Three constraints shaped how I worked throughout this project. Executives had competing priorities, so I learned to arrive with a clear recommendation rather than a menu of options. A distributed team across Spain, India, and the US pushed me toward async-first documentation where every artifact needed to be self-explanatory enough to move decisions without a meeting. And a mid-project reduction in force eliminated my dedicated PM, putting me in direct contact with leadership far more often than planned — raising the stakes on every presentation I ran.

Discovery and tradeoffs

Discovery findings: PRD framing vs real scorecard evaluation use cases

Working closely with Data Science, I found the PRD's initial framing — a simple pass/fail scorecard evaluation — didn't hold up against real use cases. Questions were more nuanced than expected, requiring the AI to understand the manager's underlying intent.

Backend conversations surfaced two key tensions:

  • 1

    Cost vs. latency

    Evaluating an entire scorecard at once was cheaper but slower. Question-by-question was faster but more expensive. As the first AI experience in the product, minimizing cost was the priority.

  • 2

    Targeting vs. coverage

    Targeting meant filtering noise so the AI processed only high-relevance inputs. Coverage meant keeping the model fresh as customer needs shifted — especially during fast-moving seasonal promotions.

Design approach

I explored two directions. The first followed the PRD: a scorecard-level evaluation tagging each question as "Strong" or "Needs Work." Testing revealed a critical gap — it diagnosed problems without prescribing solutions. A pass/fail grade without a lesson plan.

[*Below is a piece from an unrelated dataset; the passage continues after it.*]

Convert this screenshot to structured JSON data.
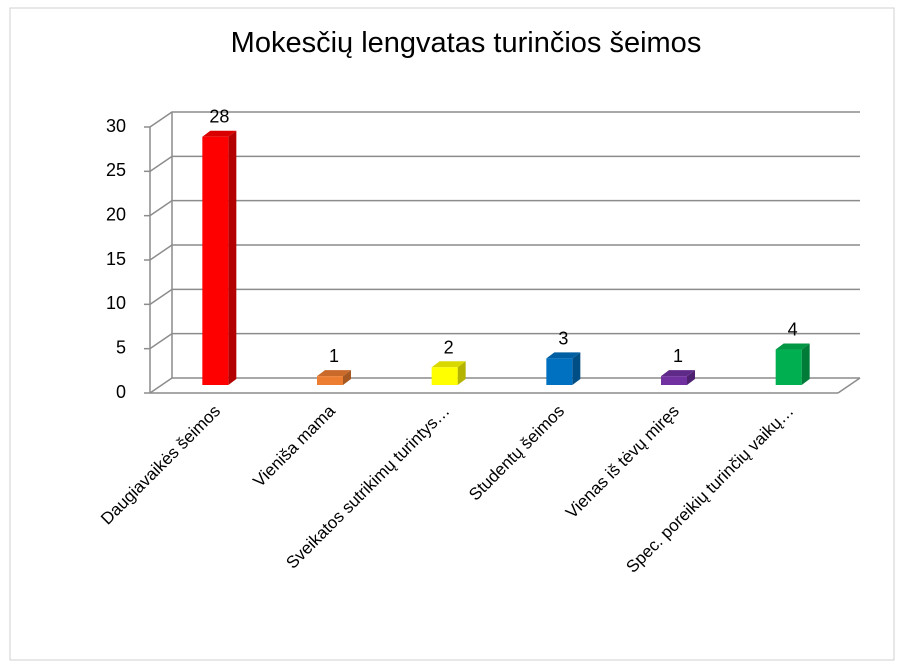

First design direction: scorecard-level evaluation per PRD objectivity requirements
The first design direction followed the PRD's objectivity requirements

The second was more aspirational: a prompt-based approach that analyzed the manager's intent at the scorecard or question level. After alignment sessions with Product and Engineering, we landed on a hybrid — weekly, scorecard-level evaluations for the highest-traffic assets, balancing depth of analysis with low latency.

Second design direction: prompt-based question refinement
The second design direction allowed prompt-based question refinement

While the backend was in development, I used the time to modernize the legacy scorecard table and modal components — ensuring the AI features would launch into a polished UI. I also ran "knowledge exchange" sessions with Data Science and Content Design to translate model outputs into an in-product guide: a library of high-performing question examples managers could copy directly into their scorecards.

Incremental UI updates while the scorecard AI backend was in development

When the model was ready, I defined precise interaction details — anchor scrolling between AI suggestions and text fields, and Accept/Undo/Dismiss actions treated as signals for model refinement. I also eliminated the manual weight calculation burden by implementing auto-balancing logic, removing the cognitive load of keeping scorecards totaled to 100%.

Scorecard design: interaction details and AI suggestions
Scorecard design: auto-balancing and weight calculation

Outcomes

10+
Largest user cohort by session count — habit formation confirmed
250%
YoY growth for ACE: 1.2K → 4.8K customers (Q3 2024 → Q4 2025)
2–9×
Broad repeat-use range showing sustained, not novelty, engagement

Post-launch data confirmed the feature had become a daily workflow staple. Consistent scorecard scores paired with faster iteration cycles meant quality and velocity improved together — without adding headcount.